Description: SCP-XXXX is a three foot length of rope recovered in lake REDACTED. It bears a striking resemblance to ropes used in the rigging of 12th century Norse exploratory vessels. The ends of the rope are frayed, and besides some slight discoloration the rope is preserved remarkably well.

SCP-XXXX was initially recovered as part of the wreckage, but was later discarded as litter. SCP-XXXX came to the attention of the Foundation after several members of the crew that recovered the rope were reported missing. The subjects were later found at their place of work, huddled around SCP-XXXX. The subjects dismissed family members and first responders in the room, refusing to do anything other than look at and touch the rope. The subjects were forcibly removed and taken to separate psychiatric facilities.

Three weeks after the events with the search and rescue workers, the deputy that recovered SCP-XXXX was found exhibiting similar symptoms while locked in a supply closet at their department. It was at this point that the Foundation took notice and recovered SCP-XXXX.
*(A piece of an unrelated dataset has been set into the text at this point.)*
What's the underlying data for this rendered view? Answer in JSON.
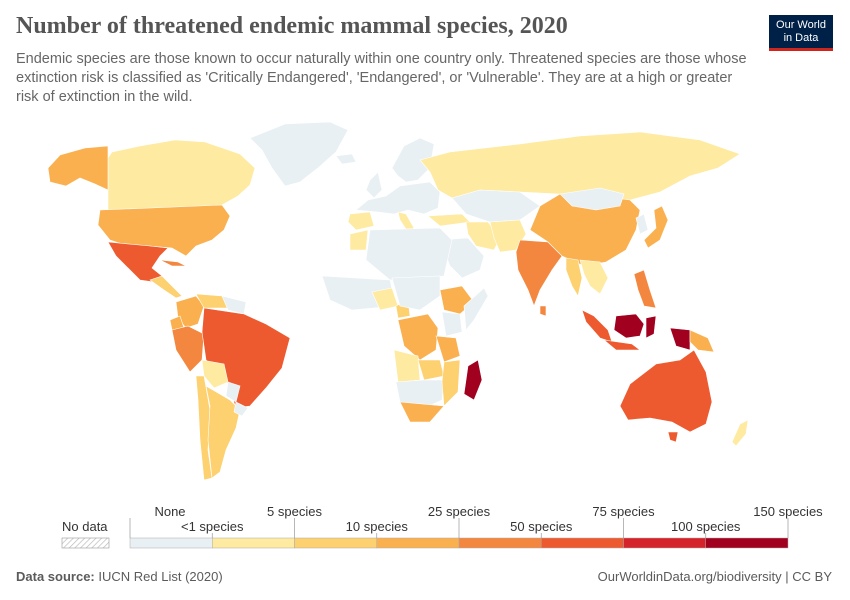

SCP-XXXX was assigned to Dr. Hemper. Shortly after SCP-XXXX was assigned to Dr. Hemper, colleagues in the facility noticed a marked increase in effort and time spent on research. Two after research began, Dr. Hemper reported that three D-class personnel had stolen SCP-XXXX and were attempting to measure the “viscosity” of the rope by taking turns holding the rope while standing on a bathroom scale. The D-class personnel were terminated and replaced. Two weeks after that, Dr. Hemp was found with two D-class personnel and another researcher attempting to carbon date SCP-XXXX. This was considered strange due to the fact that SCP-XXXX had already been dated to the 12th century conclusively six times. The dating procedure was also being performed at three o'clock AM.
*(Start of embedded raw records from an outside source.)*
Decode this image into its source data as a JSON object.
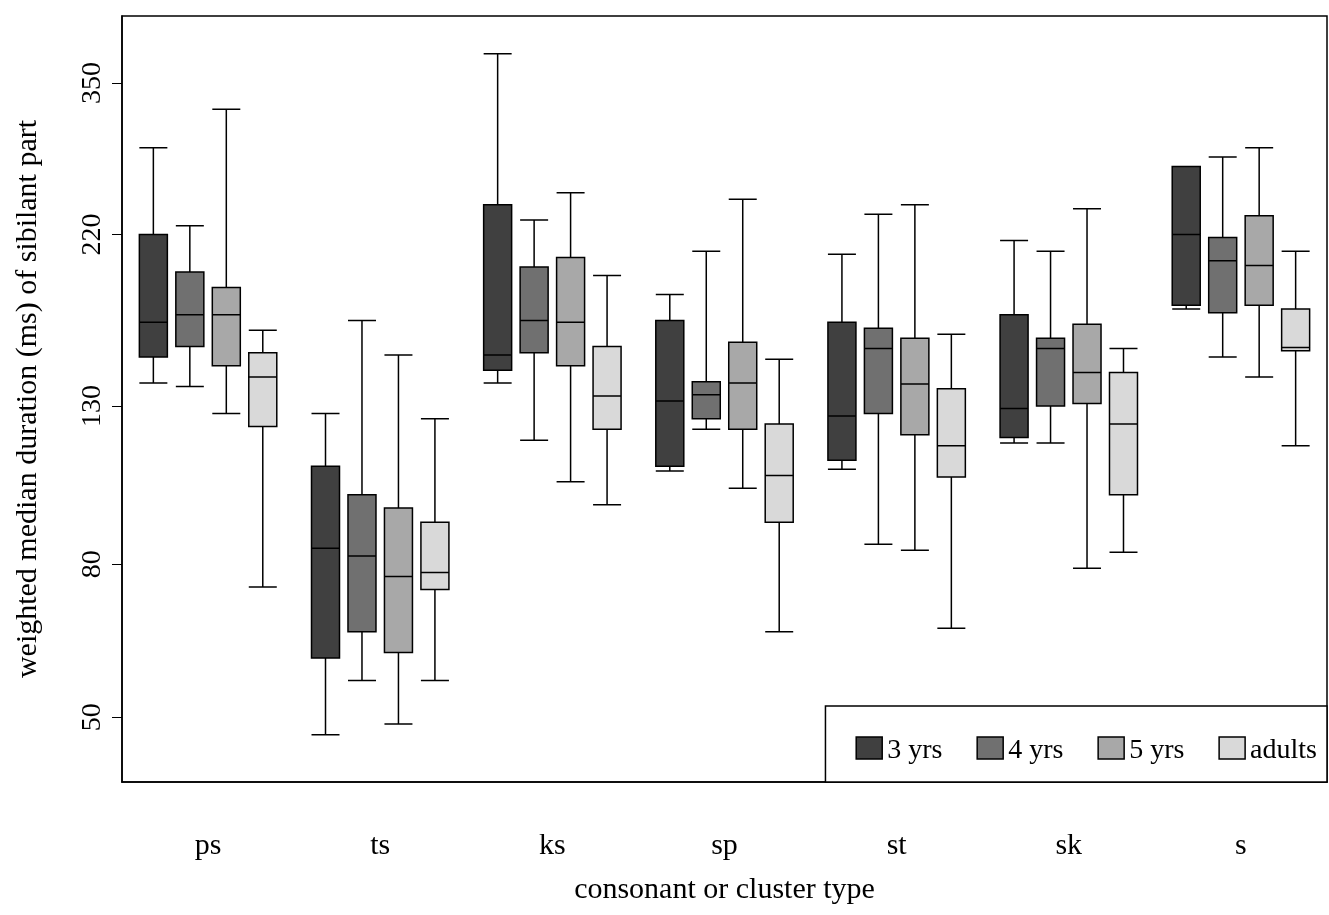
{
  "chart_data": {
    "type": "box",
    "xlabel": "consonant or cluster type",
    "ylabel": "weighted median duration (ms) of sibilant part",
    "categories": [
      "ps",
      "ts",
      "ks",
      "sp",
      "st",
      "sk",
      "s"
    ],
    "log": "y",
    "ylim": [
      41,
      430
    ],
    "yticks": [
      50,
      80,
      130,
      220,
      350
    ],
    "grid": false,
    "legend": "bottom right",
    "series": [
      {
        "name": "3 yrs",
        "color": "#404040",
        "boxes": [
          {
            "low": 139.5,
            "q1": 151,
            "median": 168,
            "q3": 220,
            "high": 287
          },
          {
            "low": 47.4,
            "q1": 60,
            "median": 84,
            "q3": 108,
            "high": 127
          },
          {
            "low": 139.5,
            "q1": 145,
            "median": 152,
            "q3": 241,
            "high": 383
          },
          {
            "low": 106.5,
            "q1": 108,
            "median": 132,
            "q3": 169,
            "high": 183
          },
          {
            "low": 107,
            "q1": 110,
            "median": 126,
            "q3": 168,
            "high": 207
          },
          {
            "low": 116,
            "q1": 118,
            "median": 129,
            "q3": 172,
            "high": 216
          },
          {
            "low": 175,
            "q1": 177,
            "median": 220,
            "q3": 271,
            "high": 271
          }
        ]
      },
      {
        "name": "4 yrs",
        "color": "#707070",
        "boxes": [
          {
            "low": 138,
            "q1": 156,
            "median": 172,
            "q3": 196,
            "high": 226
          },
          {
            "low": 56,
            "q1": 65,
            "median": 82,
            "q3": 99,
            "high": 169
          },
          {
            "low": 117,
            "q1": 153,
            "median": 169,
            "q3": 199,
            "high": 230
          },
          {
            "low": 121,
            "q1": 125,
            "median": 134.5,
            "q3": 140,
            "high": 209
          },
          {
            "low": 85,
            "q1": 127,
            "median": 155,
            "q3": 165,
            "high": 234
          },
          {
            "low": 116,
            "q1": 130,
            "median": 155,
            "q3": 160,
            "high": 209
          },
          {
            "low": 151,
            "q1": 173,
            "median": 203,
            "q3": 218,
            "high": 279
          }
        ]
      },
      {
        "name": "5 yrs",
        "color": "#a8a8a8",
        "boxes": [
          {
            "low": 127,
            "q1": 147,
            "median": 172,
            "q3": 187,
            "high": 323
          },
          {
            "low": 49,
            "q1": 61,
            "median": 77,
            "q3": 95,
            "high": 152
          },
          {
            "low": 103,
            "q1": 147,
            "median": 168,
            "q3": 205,
            "high": 250
          },
          {
            "low": 101,
            "q1": 121,
            "median": 139.5,
            "q3": 158,
            "high": 245
          },
          {
            "low": 83.5,
            "q1": 119,
            "median": 139,
            "q3": 160,
            "high": 241
          },
          {
            "low": 79,
            "q1": 131,
            "median": 144,
            "q3": 167,
            "high": 238
          },
          {
            "low": 142,
            "q1": 177,
            "median": 200,
            "q3": 233,
            "high": 287
          }
        ]
      },
      {
        "name": "adults",
        "color": "#d9d9d9",
        "boxes": [
          {
            "low": 74.6,
            "q1": 122,
            "median": 142,
            "q3": 153,
            "high": 164
          },
          {
            "low": 56,
            "q1": 74,
            "median": 78,
            "q3": 91,
            "high": 125
          },
          {
            "low": 96,
            "q1": 121,
            "median": 134,
            "q3": 156,
            "high": 194
          },
          {
            "low": 65,
            "q1": 91,
            "median": 105,
            "q3": 123,
            "high": 150
          },
          {
            "low": 65.7,
            "q1": 104.5,
            "median": 115,
            "q3": 137,
            "high": 162
          },
          {
            "low": 83,
            "q1": 99,
            "median": 123,
            "q3": 144,
            "high": 155
          },
          {
            "low": 115,
            "q1": 154,
            "median": 155.5,
            "q3": 175,
            "high": 209
          }
        ]
      }
    ]
  }
}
Dr. Hemp and the other subjects exhibited extreme resistance to being seperated from SCP-XXXX. Rather than being forcibly separated from SCP-XXXX, the subjects were moved to a satellite facility in REDACTED. The subjects were supplied with equipment consistent with Foundation standards and allowed to continue their “research” under observation. Several D-class personnel have been added to the team at varying points.

SCP-XXXX possesses two anomalous properties. The first is that it decays at a remarkably low rate. Despite being submerged in a lake for several hundred years, SCP-XXXX appears to have only aged a few decades.
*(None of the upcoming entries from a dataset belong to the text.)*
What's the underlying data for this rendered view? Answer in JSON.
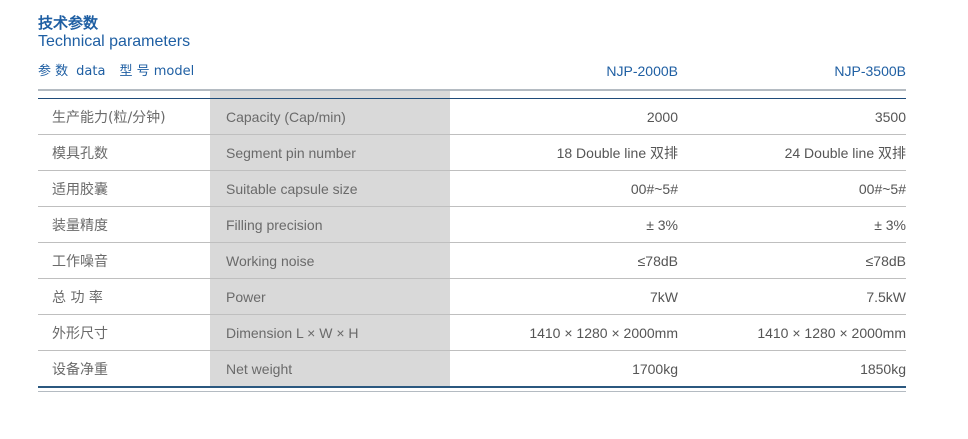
{
  "header": {
    "title_cn": "技术参数",
    "title_en": "Technical parameters",
    "param_cn": "参 数",
    "param_en": "data",
    "model_cn": "型 号",
    "model_en": "model",
    "models": [
      "NJP-2000B",
      "NJP-3500B"
    ]
  },
  "rows": [
    {
      "cn": "生产能力(粒/分钟)",
      "en": "Capacity (Cap/min)",
      "v1": "2000",
      "v2": "3500"
    },
    {
      "cn": "模具孔数",
      "en": "Segment pin number",
      "v1": "18 Double line 双排",
      "v2": "24 Double line 双排"
    },
    {
      "cn": "适用胶囊",
      "en": "Suitable capsule size",
      "v1": "00#~5#",
      "v2": "00#~5#"
    },
    {
      "cn": "装量精度",
      "en": "Filling precision",
      "v1": "± 3%",
      "v2": "± 3%"
    },
    {
      "cn": "工作噪音",
      "en": "Working noise",
      "v1": "≤78dB",
      "v2": "≤78dB"
    },
    {
      "cn": "总 功 率",
      "en": "Power",
      "v1": "7kW",
      "v2": "7.5kW"
    },
    {
      "cn": "外形尺寸",
      "en": "Dimension L × W × H",
      "v1": "1410 × 1280 × 2000mm",
      "v2": "1410 × 1280 × 2000mm"
    },
    {
      "cn": "设备净重",
      "en": "Net weight",
      "v1": "1700kg",
      "v2": "1850kg"
    }
  ]
}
The second anomalous property that SCP-XXXX possesses is that it causes people who come in contact with it to become obsessed with it. There is a clear line of progression to the obsession that can be reversed only up to a certain point. Subjects in the same room as SCP-XXXX will develop a mild curiosity about it. This effect lasts only as long as the subject and SCP-XXXX are in the same room. If a subject comes into contact with SCP-XXXX they will immediately become convinced that SCP-XXXX is important. No subject has yet been able to articulate why they think that SCP-XXXX is important.

Subjects continuing to come into contact with SCP-XXXX will slowly develop a nagging paranoia that SCP-XXXX is in danger of being stolen. No subject has yet been able to articulate who they think is going to steal SCP-XXXX. If a subject continues routine contact with SCP-XXXX for approximately two weeks the obsession will escalate to a degree that it cannot be reversed. The subject will then permanently be convinced that SCP-XXXX is of the utmost importance, putting the investigation of SCP-XXXX above anything that does not involve basic survival.

Subjects reaching this level of obsession will do everything in their power to investigate SCP-XXXX. Subjects will investigate SCP-XXXX to the best of their ability. Less educated subjects resort to primitive methods such as tasting and touching SCP-XXXX. Subjects with a higher level of education will use whatever methods they are familiar with to investigate SCP-XXXX. When subjects have exhausted all known methods of investigation, they will repeat previously used methods.